The following diagram summarises some thoughts I was having on what a possible framework might be for understanding the various texts relating to judgment and the final destiny of humanity (click for a larger version in a new window):
This sets out three “paths” for human existence: the path taken by Christ, and two paths of human existence (“A” and “B”). Each path includes a “rupture” of death and resurrection, judgment and vindication. (Note that these paths should be seen as conceptual rather than simply chronological.)
To the two sides of the first “rupture” – the death and resurrection of Jesus – belong texts such as John 12:31 (where Jesus tells us that his death brings into the present the final judgment of God), 2 Corinthians 5:21 and (on the other side of the rupture) Philippians 2:9.
The second “rupture” is that experienced by the believer in Christ. As Romans 6 teaches, our baptism unites us with Jesus’ death and resurrection. To be justified by faith is to know now the final pronouncement of forgiveness and vindication on account of Christ’s death and resurrection. In other words, our baptism unites us to the first “rupture” (Christ’s death and resurrection) and prefigures/pre-empts the third “rupture” (of final judgment).
My suggestion is that this then provides us with a framework for reconciling texts warning of the stark distinction between believers and non-believers with those which appear to promise a wider salvation.
Take a text such as John 3:18:
Those who believe in him are not condemned; but those who do not believe are condemned already, because they have not believed in the name of the only Son of God.
I suggest that this should be seen as a statement of the present condition of those two groups, as shown towards the middle of the diagram.
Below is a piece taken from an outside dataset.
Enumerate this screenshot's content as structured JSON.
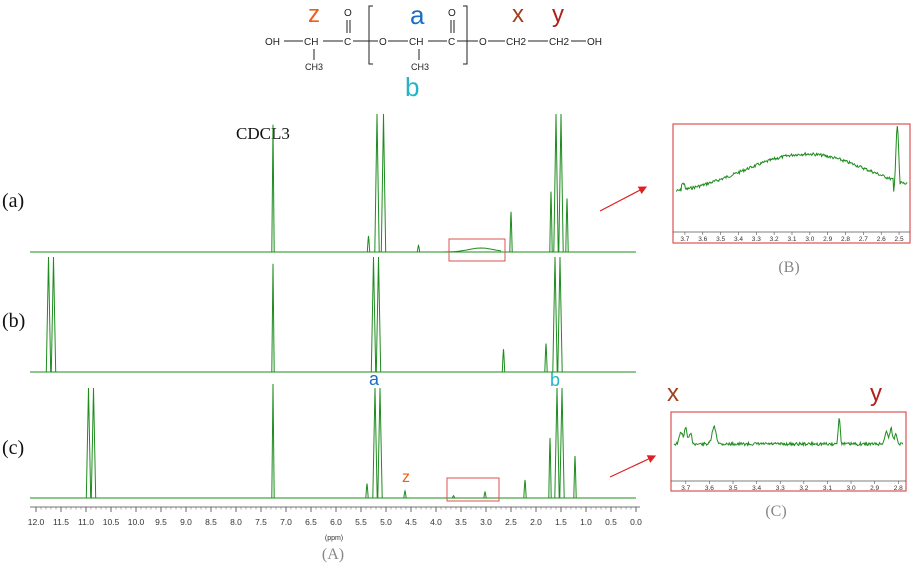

For the believer, there is the assurance of knowing that our condemnation and judgment lie in the past, in our baptism that unites us to Christ’s death and resurrection. However, for those who do not believe, there is only the present judgment of God and a path leading to the depths of condemnation and judgment.
However, beyond that we see other texts, texts which perhaps tell us that the word of condemnation is not the last word for those who die without faith in Christ. Texts such as 1 Corinthians 15:23-24a (using the NRSV’s marginal reading):
But each in his own order: Christ the first fruits, then at his coming those who belong to Christ. Then come the rest…
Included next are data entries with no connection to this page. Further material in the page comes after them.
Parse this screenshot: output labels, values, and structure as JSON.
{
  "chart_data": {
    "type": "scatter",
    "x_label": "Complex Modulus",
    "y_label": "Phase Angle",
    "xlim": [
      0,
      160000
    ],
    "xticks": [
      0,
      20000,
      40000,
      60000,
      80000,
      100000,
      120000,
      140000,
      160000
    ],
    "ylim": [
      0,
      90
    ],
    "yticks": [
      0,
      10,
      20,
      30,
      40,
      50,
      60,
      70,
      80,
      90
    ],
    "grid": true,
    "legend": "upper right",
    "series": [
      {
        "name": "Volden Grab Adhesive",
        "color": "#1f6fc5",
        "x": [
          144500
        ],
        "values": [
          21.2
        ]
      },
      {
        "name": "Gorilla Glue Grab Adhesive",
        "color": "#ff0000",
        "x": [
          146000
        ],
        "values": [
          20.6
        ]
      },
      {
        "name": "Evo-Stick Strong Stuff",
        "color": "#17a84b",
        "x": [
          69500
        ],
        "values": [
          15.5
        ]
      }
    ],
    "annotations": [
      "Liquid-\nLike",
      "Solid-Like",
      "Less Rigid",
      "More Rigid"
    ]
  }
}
The three paths on my diagram can be seen as corresponding to what is described in this text: Christ the first fruits; those who belong to Christ; “the rest”. Or Romans 11:32:
For God has imprisoned all in disobedience so that he may be merciful to all.
…so that at the name of Jesus every knee should bend, in heaven and on earth and under the earth, and every tongue should confess that Jesus Christ is Lord, to the glory of God the Father.
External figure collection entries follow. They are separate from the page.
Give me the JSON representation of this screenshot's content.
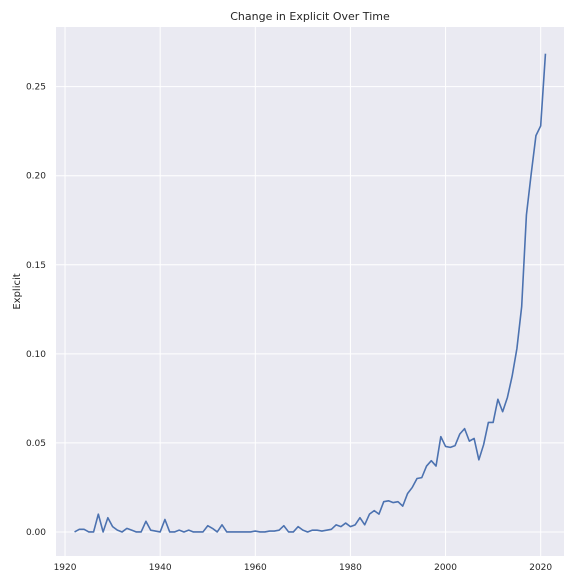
{
  "chart_data": {
    "type": "line",
    "title": "Change in Explicit Over Time",
    "xlabel": "",
    "ylabel": "Explicit",
    "xlim": [
      1918.1,
      2024.9
    ],
    "ylim": [
      -0.0135,
      0.2835
    ],
    "xticks": [
      1920,
      1940,
      1960,
      1980,
      2000,
      2020
    ],
    "xtick_labels": [
      "1920",
      "1940",
      "1960",
      "1980",
      "2000",
      "2020"
    ],
    "yticks": [
      0.0,
      0.05,
      0.1,
      0.15,
      0.2,
      0.25
    ],
    "ytick_labels": [
      "0.00",
      "0.05",
      "0.10",
      "0.15",
      "0.20",
      "0.25"
    ],
    "grid": true,
    "legend": "none",
    "colors": {
      "background": "#eaeaf2",
      "grid": "#ffffff",
      "line": "#4c72b0"
    },
    "series": [
      {
        "x": [
          1922,
          1923,
          1924,
          1925,
          1926,
          1927,
          1928,
          1929,
          1930,
          1931,
          1932,
          1933,
          1934,
          1935,
          1936,
          1937,
          1938,
          1939,
          1940,
          1941,
          1942,
          1943,
          1944,
          1945,
          1946,
          1947,
          1948,
          1949,
          1950,
          1951,
          1952,
          1953,
          1954,
          1955,
          1956,
          1957,
          1958,
          1959,
          1960,
          1961,
          1962,
          1963,
          1964,
          1965,
          1966,
          1967,
          1968,
          1969,
          1970,
          1971,
          1972,
          1973,
          1974,
          1975,
          1976,
          1977,
          1978,
          1979,
          1980,
          1981,
          1982,
          1983,
          1984,
          1985,
          1986,
          1987,
          1988,
          1989,
          1990,
          1991,
          1992,
          1993,
          1994,
          1995,
          1996,
          1997,
          1998,
          1999,
          2000,
          2001,
          2002,
          2003,
          2004,
          2005,
          2006,
          2007,
          2008,
          2009,
          2010,
          2011,
          2012,
          2013,
          2014,
          2015,
          2016,
          2017,
          2018,
          2019,
          2020,
          2021
        ],
        "values": [
          0.0,
          0.0015,
          0.0015,
          0.0,
          0.0,
          0.01,
          0.0,
          0.008,
          0.003,
          0.001,
          0.0,
          0.002,
          0.001,
          0.0,
          0.0,
          0.006,
          0.001,
          0.0005,
          0.0,
          0.007,
          0.0,
          0.0,
          0.001,
          0.0,
          0.001,
          0.0,
          0.0,
          0.0,
          0.0035,
          0.002,
          0.0,
          0.004,
          0.0,
          0.0,
          0.0,
          0.0,
          0.0,
          0.0,
          0.0005,
          0.0,
          0.0,
          0.0005,
          0.0005,
          0.001,
          0.0035,
          0.0,
          0.0,
          0.003,
          0.001,
          0.0,
          0.001,
          0.001,
          0.0005,
          0.001,
          0.0015,
          0.004,
          0.003,
          0.005,
          0.003,
          0.004,
          0.008,
          0.004,
          0.01,
          0.012,
          0.01,
          0.017,
          0.0175,
          0.0165,
          0.017,
          0.0145,
          0.0215,
          0.025,
          0.03,
          0.0305,
          0.037,
          0.04,
          0.037,
          0.0535,
          0.048,
          0.0475,
          0.0485,
          0.055,
          0.058,
          0.051,
          0.0525,
          0.0405,
          0.049,
          0.0615,
          0.0615,
          0.0745,
          0.0675,
          0.0755,
          0.0875,
          0.103,
          0.1265,
          0.178,
          0.201,
          0.2225,
          0.228,
          0.2685
        ]
      }
    ]
  }
}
And the point is that in each case you can only get to the right-hand side of the rupture by going through the left-hand side: Christ’s resurrection followed his humiliation and death; the resurrection of our justification follows the death of our baptism; and the route to the promise of universal salvation – if that’s what it is – passes through the warnings and experience of divine judgment, so that we cannot preach the latter without the former.
Anyway, those are just a few sketchy thoughts – but they do seem to suggest a way in which the death and resurrection of Jesus, the present justification of Christians and the future judgment – and salvation? – of all can be tied together. I’d be interested to know what people think.